Real time RG for the non-equlibrium Kondo model: Cutoffs set by voltage and decoherence

Thomas Korb

Institut fuer Theoretische Physik A, RWTH Aachen

While the Kondo effect in equilibrium is well understood there is known less for the Kondo effect in non-equilibrium. Especially the question was raised, if a finite voltage and current induced decoherence prevents the system from going into the strong coupling limit for $V>T_K$ and how to calculate the $I-V$ [1,2]. In [2] a perturbative RG for the scaling of the verticies in non-equilibrium was developed, but the decoherence was included only on the basis of a perturbation calculation. A different approach was used in [3], where a flow equation analysis was performed on the expense to reside on a Hamiltonian description for the non-equilibrium. There it was found, that the scaling is cutted by balancing of second and third order contributions in the flow equations.
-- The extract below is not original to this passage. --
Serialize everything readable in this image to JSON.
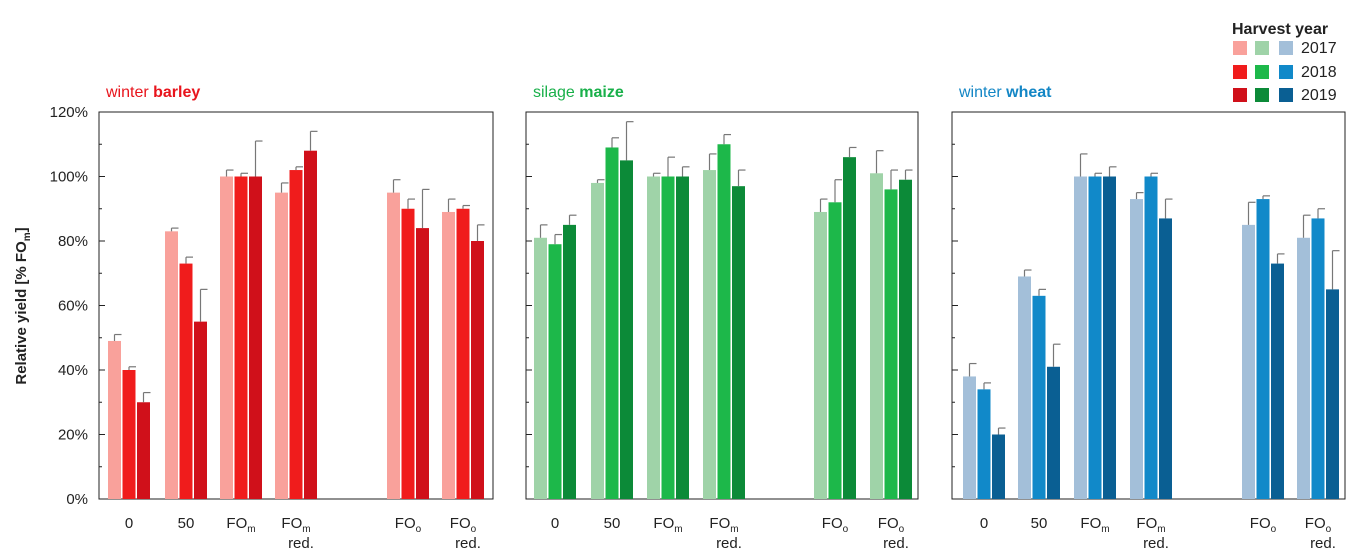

We use the real time RG formalism developed in [4] to analyze the non-equilibrium Kondo effect. It is demonstrated how the cutoffs set by voltage and decoherence rate emerge naturally from a closed set of RG equations on the Keldysh contour (including dephasing of nondiagonal elements of the density matrix). Therefore we are able to calculate the $I-V$ characteristic for $V>T_K$ within one scheme and within a full nonequilibrium formalism. [1] P. Coleman, C. Hooley, and O. Parcollet, Phys. Rev. Lett. 86, 4088 (2001). [2] A. Rosch, J. Kroha, and P. W\"olfle, Phys. Rev. Lett. 90, 076804 (2003). [3] S. Kehrein, Phys. Rev. Lett. 95, 056602 (2005). [4] H. Schoeller and J. K\"onig, Phys. Rev. Lett. 84, 3686 (2000).